A l’appui de son recours, le demandeur, après avoir exposé les faits et rétroactes à la base de la décision déférée et avoir cité l’article 120 (1) de la loi du 29 août 2008, souligne, de manière générale, que le placement au Centre de rétention devrait être considéré comme un ultime remède et ne constituerait qu’une simple faculté pour le ministre et non pas une obligation systématique.
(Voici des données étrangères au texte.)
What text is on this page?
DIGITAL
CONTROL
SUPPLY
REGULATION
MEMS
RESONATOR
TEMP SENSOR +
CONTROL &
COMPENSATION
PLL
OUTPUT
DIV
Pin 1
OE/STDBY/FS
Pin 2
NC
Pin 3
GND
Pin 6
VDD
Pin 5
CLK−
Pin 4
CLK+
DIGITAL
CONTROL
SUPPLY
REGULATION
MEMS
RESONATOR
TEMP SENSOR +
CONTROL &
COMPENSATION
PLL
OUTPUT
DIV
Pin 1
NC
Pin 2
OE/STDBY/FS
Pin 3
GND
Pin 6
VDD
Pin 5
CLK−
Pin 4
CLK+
Cette faculté accordée au ministre devrait se baser sur des motifs sérieux et être proportionnée par rapport à la situation donnée, alors que le placement en rétention d’une personne constituerait une atteinte à la liberté de mouvement qui devrait être motivée à suffisance, ce qui ne serait pas le cas en espèce.
Il indique également qu’en vertu de l’article 120 (3) de la loi du 29 août 2008, le maintien de la rétention serait conditionné par le fait que le dispositif d’éloignement soit en cours et exécuté avec toute la diligence nécessaire, impliquant que le ministre serait dans l’obligation d’entreprendre toutes les démarches requises pour exécuter l’éloignement dans les meilleurs délais. Or, tel ne serait pas le cas en l’espèce, alors qu’il n’existerait à l’heure actuelle aucune perspective d’éloignement vers son pays d’origine ou bien vers le pays où il a toutes ses attaches familiales, de sorte que se poserait la question de l’exécution de la mesure d’éloignement dans un délai raisonnable et avant l’expiration de la durée maximale de la mesure de rétention.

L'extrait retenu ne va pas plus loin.